Yesterday’s tour of the empty facility was an attempt by the Bush administration to exhibit the unclassified work Mr. Ridge has been coordinating. But the director was unapologetic when asked who should have oversight of his office.
“I believe the president should have a homeland security adviser that’s accountable and answerable to the president, and then accessible to the Congress,” Mr. Ridge said.
The new center is split into several groups, housed in a three-story, red brick building in the Navy complex at the intersection of Cryptologic Court and Intelligence Way.
The Threat Monitoring Center — a expansive room with a bank of televisions, numerous workstations with computers and nine clocks — will be manned by representatives of more than a dozen federal agencies, among them the Central Intelligence Agency, the Federal Bureau of Investigation, the departments of Energy, Transportation and State and the National Security Agency.
Although the offices and cubicles are now vacant, a sign on a door reveals the top-secret nature of the work to be conducted there: “No Classified Discussion Outside of Door.”
Just four miles or so from the White House, which has a Situation Room where the president and senior administration officials can go to discuss national crises, the new coordination center will act as a clearinghouse for information.
“We needed to be within a strategic distance of the White House, but not too far away,” said Carl Buchholz, executive secretary for the Homeland Security Council. “We’re doing a lot of things that the Situation Room has not done to date, especially with state and local government.”

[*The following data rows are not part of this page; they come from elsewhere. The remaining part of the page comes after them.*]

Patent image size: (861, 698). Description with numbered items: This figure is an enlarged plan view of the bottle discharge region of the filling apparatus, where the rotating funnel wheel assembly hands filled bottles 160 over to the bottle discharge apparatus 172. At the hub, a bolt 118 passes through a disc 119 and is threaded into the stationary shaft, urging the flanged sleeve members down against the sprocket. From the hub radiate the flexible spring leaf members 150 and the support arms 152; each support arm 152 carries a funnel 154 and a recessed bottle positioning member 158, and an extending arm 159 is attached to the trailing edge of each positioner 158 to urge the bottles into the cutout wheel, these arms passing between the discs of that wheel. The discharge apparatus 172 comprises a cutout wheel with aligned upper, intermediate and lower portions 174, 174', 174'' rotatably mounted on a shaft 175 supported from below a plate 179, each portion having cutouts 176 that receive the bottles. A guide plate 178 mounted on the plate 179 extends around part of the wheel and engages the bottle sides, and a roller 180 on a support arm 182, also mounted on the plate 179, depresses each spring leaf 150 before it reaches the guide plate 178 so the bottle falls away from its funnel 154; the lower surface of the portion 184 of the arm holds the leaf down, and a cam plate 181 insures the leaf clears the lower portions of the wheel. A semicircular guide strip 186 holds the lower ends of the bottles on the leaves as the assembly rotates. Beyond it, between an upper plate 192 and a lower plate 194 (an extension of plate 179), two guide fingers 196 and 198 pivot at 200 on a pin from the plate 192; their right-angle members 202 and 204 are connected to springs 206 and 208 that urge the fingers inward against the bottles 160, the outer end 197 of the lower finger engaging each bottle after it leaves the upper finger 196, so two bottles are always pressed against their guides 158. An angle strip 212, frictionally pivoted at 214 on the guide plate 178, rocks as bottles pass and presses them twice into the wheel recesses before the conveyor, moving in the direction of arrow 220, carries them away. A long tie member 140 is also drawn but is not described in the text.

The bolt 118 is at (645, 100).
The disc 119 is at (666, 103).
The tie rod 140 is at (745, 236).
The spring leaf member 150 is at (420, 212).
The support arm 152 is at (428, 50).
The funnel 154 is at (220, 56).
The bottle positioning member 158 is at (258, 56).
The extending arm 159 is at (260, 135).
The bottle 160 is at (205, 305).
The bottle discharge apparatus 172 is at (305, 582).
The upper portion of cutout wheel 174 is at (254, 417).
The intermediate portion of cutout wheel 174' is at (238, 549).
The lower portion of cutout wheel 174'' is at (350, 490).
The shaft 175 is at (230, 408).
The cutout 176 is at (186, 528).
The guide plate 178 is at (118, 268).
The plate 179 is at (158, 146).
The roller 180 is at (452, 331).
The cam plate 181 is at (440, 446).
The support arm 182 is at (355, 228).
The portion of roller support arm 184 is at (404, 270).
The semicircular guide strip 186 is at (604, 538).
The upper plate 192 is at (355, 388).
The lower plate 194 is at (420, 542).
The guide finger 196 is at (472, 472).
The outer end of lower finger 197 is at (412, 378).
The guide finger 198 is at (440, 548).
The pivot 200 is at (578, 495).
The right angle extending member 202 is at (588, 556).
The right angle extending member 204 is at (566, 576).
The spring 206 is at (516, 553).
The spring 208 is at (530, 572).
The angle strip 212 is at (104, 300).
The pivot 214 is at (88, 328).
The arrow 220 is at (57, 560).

The occupants of the Situation Room could evacuate the White House if necessary and regroup at the Nebraska Avenue complex, he said. Officials would not say whether the complex has bomb-proof bunkers, but the facility — surrounded only by a chain-link fence topped by a few strands of barbed wire — can be locked down.
The Coordination Center, another facet of the building that goes into action when an incident is deemed worthy of attention by the Homeland Security Center, has not been activated to date, but it has monitored some events, including one in California.
When a mile-long freight train collided head-on with a double-deck Metrolink commuter train last month, killing two persons and injuring more than 260, the Coordination Center began monitoring the nation, looking for other train wrecks that might signal a terrorist attack. None occurred.
Officials said the new center also would likely get involved in major incidents, but left those undefined. One senior intelligence officer said: “We’ll know them when we see them.”
But the $14 million center can only work, officials said, if states and municipalities have emergency operation centers of their own with comparable equipment. Mr. Bush has asked Congress to approve $56 million to equip such centers, a request Ridge spokesman Gordon Johndroe said, “needs to be passed now.”